何度目かの雷に続いて、みぞれ混じりの氷雨が降り始め、
窓硝子に崩れた結晶を残していく。
「さっきの答えを聞いていないよ?執事君」
「何の話だ?」
セバスチャンが、席についたシエルにワインを注ぎ、
前菜から給仕していると、葬儀屋がいかにも愉快げな様子で話を蒸し返す。
「この嵐で小生は店に戻れそうもないから、今晩はここに泊まらせて貰おうと思ってね」
「ああ、そうするがいい」
「君の部屋でね」
シエルは形の良い眉を上げて、葬儀屋をじっと見つめた。
しかし葬儀屋は事も無げな様子で、
仔牛のローストに舌鼓を打っている。
「どういう事だ?セバスチャン」
「さあ、葬儀屋さんのお望みだそうで」
シエルはナイフを置き、考え込んだ様子で、
テーブルに両肘をつき指を組んで、小さな顎を乗せた。
「嫌なのかい?」
「それが――契約の代償なのか?お前と寝ることが」
「代償なんて、小生は望まないよ。小生は悪魔じゃない。
君の幸福な顔が見たい。
そして小生も君を幸福にしたい、それだけさ。
毎夜、君を蝕む悪夢に魘されているんだろう?」
「ただ横にいるだけなら……」
「ご自分の寝所に招きいれられるのですか?葬儀屋さんを」
セバスチャンは不快を隠すことなく、
表情を歪めてシエルを見つめる。
「嫌なのか?お前に部屋の隅に立っていて貰うのと何ら変わりない」
「それは私の役目」
「ではお前も一緒に居ればいい。さっきの忠誠の誓い通りに二人とも」
葬儀屋は手を打って、高らかに笑い始めた。
「結構な三角関係じゃないか。
元来三角というのは、四角よりも構造的に安定した形だからねぇ。
あいにくこの世の中の建物はその法則に殆ど従っていないが」
「それはあくまで四角と比べた場合――ですね。
私はこれ以上誰かに踏み入れられて、関係を複雑にはしたくありませんが」
眉を顰めこめかみを手で押さえて頭を振るセバスチャンに、
葬儀屋は対照的に笑顔で頷いて言う。
「それには小生も同感さ。

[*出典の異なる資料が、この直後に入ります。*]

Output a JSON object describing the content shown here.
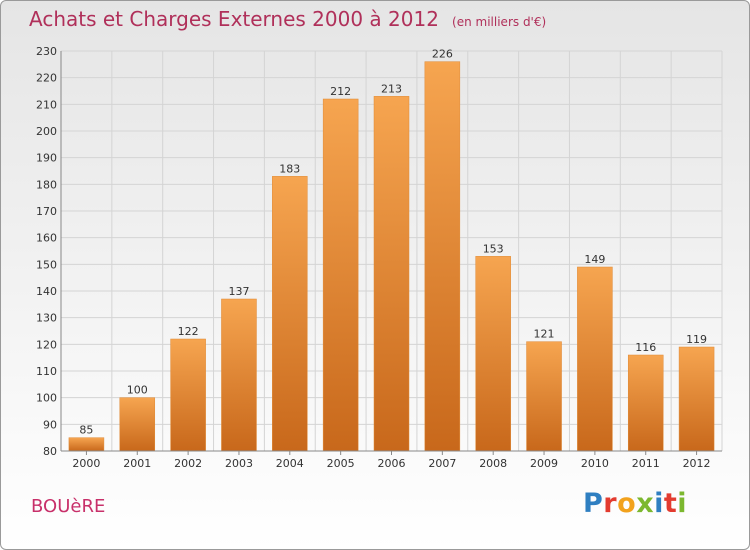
{
  "header": {
    "title": "Achats et Charges Externes 2000 à 2012",
    "unit": "(en milliers d'€)"
  },
  "location": "BOUèRE",
  "logo": {
    "text": "Proxiti",
    "colors": [
      "#2f7fc1",
      "#e33b2f",
      "#f2a21d",
      "#7cb82f",
      "#2f7fc1",
      "#e33b2f",
      "#7cb82f"
    ]
  },
  "colors": {
    "bar_light": "#f6a550",
    "bar_dark": "#c8681b",
    "title": "#b0305a"
  },
  "chart_data": {
    "type": "bar",
    "title": "Achats et Charges Externes 2000 à 2012",
    "subtitle": "(en milliers d'€)",
    "xlabel": "",
    "ylabel": "",
    "categories": [
      "2000",
      "2001",
      "2002",
      "2003",
      "2004",
      "2005",
      "2006",
      "2007",
      "2008",
      "2009",
      "2010",
      "2011",
      "2012"
    ],
    "values": [
      85,
      100,
      122,
      137,
      183,
      212,
      213,
      226,
      153,
      121,
      149,
      116,
      119
    ],
    "ylim": [
      80,
      230
    ],
    "yticks": [
      80,
      90,
      100,
      110,
      120,
      130,
      140,
      150,
      160,
      170,
      180,
      190,
      200,
      210,
      220,
      230
    ],
    "grid": true
  }
}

1(モノド)は全ての始まり。
2(デュアド)は対称性。
そして3(トライアド)で漸く物事には始点 経過、終点が出来る。
過去と現在と未来がね」
「ピュタゴラス学派ですか――。
それでは完全な形にするには、10まで待たなければならなくなる。
3でも多い。それは不安定な形」
「そうだねぇ。必ず2対1に分かれるからね。
とにかく今晩、
さっきのソロモンの裁きの君流の答えを聞かせてもらうとするよ」
葬儀屋の笑い声を、
セバスチャンは苦々しい思いで聴いていた。